3- managed exchange rate
The currency could be fixed against a number of different exchange rates.
Can introduce high exchange rates for the import of essential products and lower exchange rates for others. This will mean that the price within the country is low, which helps to reduce poverty if the goods are consumer goods and encourages investment if they are capital goods.
A lower exchange rate for other imports will mean that the price of these goods within the country is higher, discouraging their import and encouraging consumers to buy from domestic producers.
example of managed exchange rate
Ethiopia has a managed exchange rate, pegged to USD, as USD appreciated, so too has Ethiopia’s currency, leading to low prices in the country, helping to reduce poverty and encourage investments.
evaluation of managed exchange rate
they often fail to work in practice; black markets in foreign exchange develop which can destabilise the system and corruption becomes an issue when government officials buy currency at one exchange rate and sell it for profit at another.
4- infrastructure development
Infrastructure is essential for development; a country needs roads, airports, schools, hospitals, railways, etc.
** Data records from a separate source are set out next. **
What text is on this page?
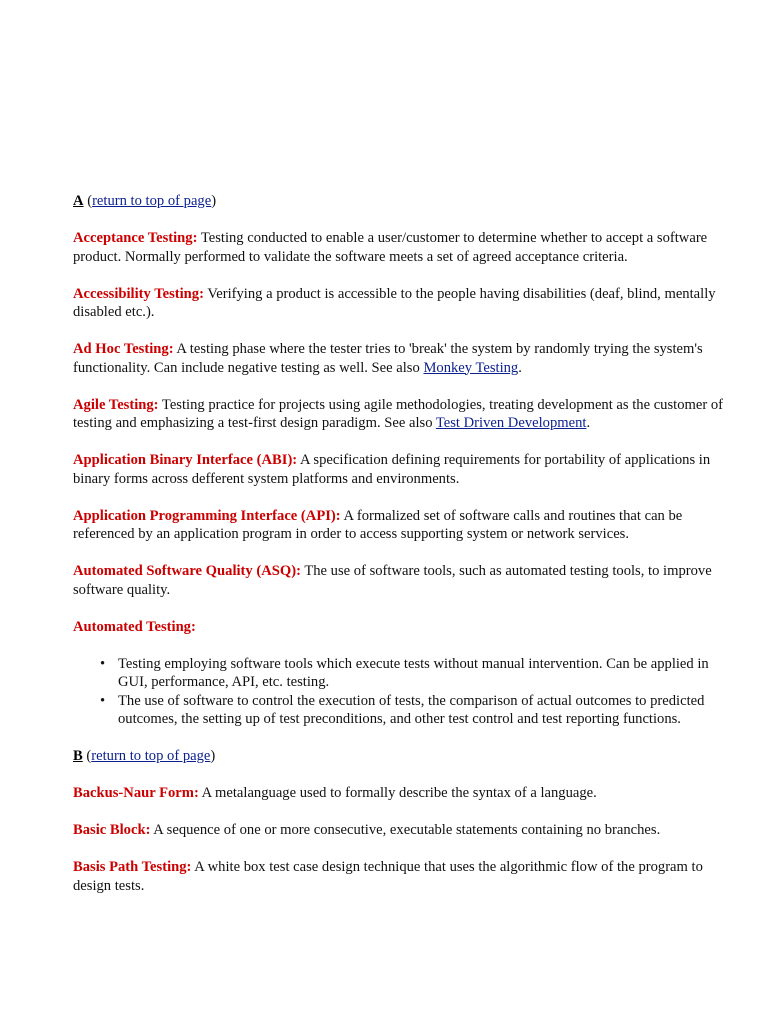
A (return to top of page)

Acceptance Testing: Testing conducted to enable a user/customer to determine whether to accept a software product. Normally performed to validate the software meets a set of agreed acceptance criteria.

Accessibility Testing: Verifying a product is accessible to the people having disabilities (deaf, blind, mentally disabled etc.).

Ad Hoc Testing: A testing phase where the tester tries to 'break' the system by randomly trying the system's functionality. Can include negative testing as well. See also Monkey Testing.

Agile Testing: Testing practice for projects using agile methodologies, treating development as the customer of testing and emphasizing a test-first design paradigm. See also Test Driven Development.

Application Binary Interface (ABI): A specification defining requirements for portability of applications in binary forms across defferent system platforms and environments.

Application Programming Interface (API): A formalized set of software calls and routines that can be referenced by an application program in order to access supporting system or network services.

Automated Software Quality (ASQ): The use of software tools, such as automated testing tools, to improve software quality.

Automated Testing:

• Testing employing software tools which execute tests without manual intervention. Can be applied in GUI, performance, API, etc. testing.
• The use of software to control the execution of tests, the comparison of actual outcomes to predicted outcomes, the setting up of test preconditions, and other test control and test reporting functions.

B (return to top of page)

Backus-Naur Form: A metalanguage used to formally describe the syntax of a language.

Basic Block: A sequence of one or more consecutive, executable statements containing no branches.

Basis Path Testing: A white box test case design technique that uses the algorithmic flow of the program to design tests.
it reduces transaction costs and trade costs, improving competitiveness, also makes country more attractive for FDI
direct investment in infrastructure creates production facilities and stimulates economic activities
example of infrastructure development
India plans to spend US$ 1.4 trillion on infrastructure during 2019-23 to have a sustainable development of the country
evaluation of infrastructure development
Infrastructure tends to suffer from the free-rider problem and has very high capital costs, making it unlikely the private sector will develop it.
government may not have the funds to provide the infrastructure and it is argued that they may be inefficient. Infrastructure projects are often associated with bribery and corruption, cause environmental damage and may be poorly built and maintained.
5- Promoting joint ventures with global companies
One way to reduce the exploitation of countries as a result of FDI would be to set up a joint venture.
The government may insist that firms setting up production plants in their country find a local partner to create a jointly owned company with. This will help to keep some of the profits generated within the country , which can be used in investment, leading the development and growth.
example of joint venture with global companies
Tata Starbucks Pvt.Ltd is a joint venture company with Starbucks in India, Starbucks entered the India market through a partnership with Tata Global Beverages in 2012.